The question India is now beginning to grapple with is not just what Jyoti did or did not do. It is what safeguards exist when the potential vulnerability is not a defence official with classified clearance but a 33-year-old from Haryana with a ring light and a travel bag.
## A Final Word
Jyoti Malhotra described herself as a nomadic wanderer. That identity — the freedom of movement, the curiosity about other cultures, the willingness to cross borders that most people never cross — is what made her content compelling and, according to investigators, what made her useful.
The coming months will determine, through evidence and due process, exactly what she did and did not do, what she knew and did not know, and what consequences follow.
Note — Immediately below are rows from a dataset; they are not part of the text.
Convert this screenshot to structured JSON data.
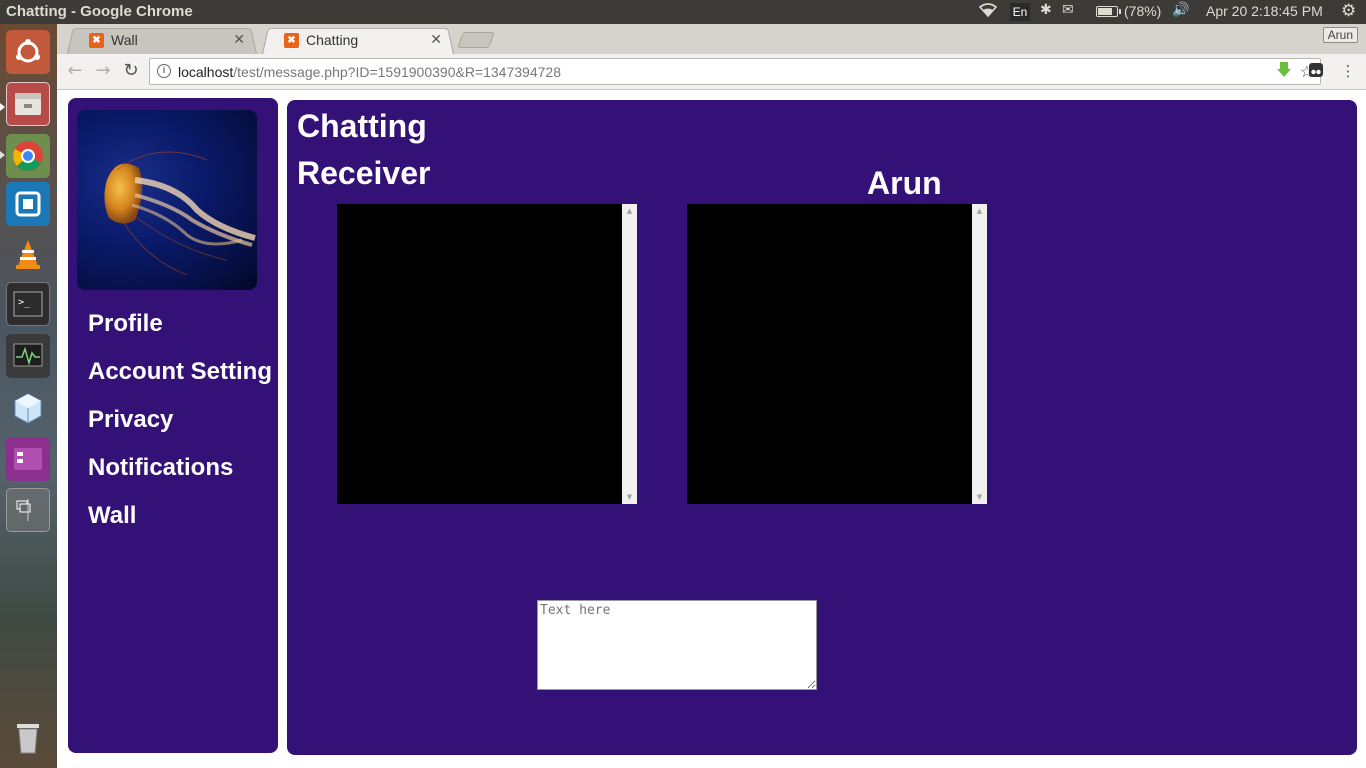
{
  "system": {
    "window_title": "Chatting - Google Chrome",
    "keyboard_layout": "En",
    "battery": "(78%)",
    "battery_level": 0.78,
    "datetime": "Apr 20  2:18:45 PM"
  },
  "launcher": {
    "items": [
      "ubuntu-dash",
      "files",
      "chrome",
      "remmina",
      "vlc",
      "terminal",
      "system-monitor",
      "virtualbox",
      "software",
      "workspaces",
      "trash"
    ]
  },
  "browser": {
    "tabs": [
      {
        "label": "Wall",
        "active": false
      },
      {
        "label": "Chatting",
        "active": true
      }
    ],
    "profile": "Arun",
    "url_host": "localhost",
    "url_path": "/test/message.php?ID=1591900390&R=1347394728"
  },
  "sidebar": {
    "nav": [
      {
        "label": "Profile"
      },
      {
        "label": "Account Setting"
      },
      {
        "label": "Privacy"
      },
      {
        "label": "Notifications"
      },
      {
        "label": "Wall"
      }
    ]
  },
  "main": {
    "title": "Chatting",
    "receiver_label": "Receiver",
    "receiver_name": "Arun",
    "input_placeholder": "Text here",
    "input_value": ""
  },
  "colors": {
    "panel_bg": "#331177",
    "chat_bg": "#000000"
  }
}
That process must be allowed to run its course.
What is already clear is that this case has changed something — in how India thinks about digital creators, in how security agencies approach the influencer economy, in how ordinary people look at travel content filmed in complicated places. A channel that showed people the warmth of Lahore's food markets and the beauty of Pakistani temples now exists in a completely different context.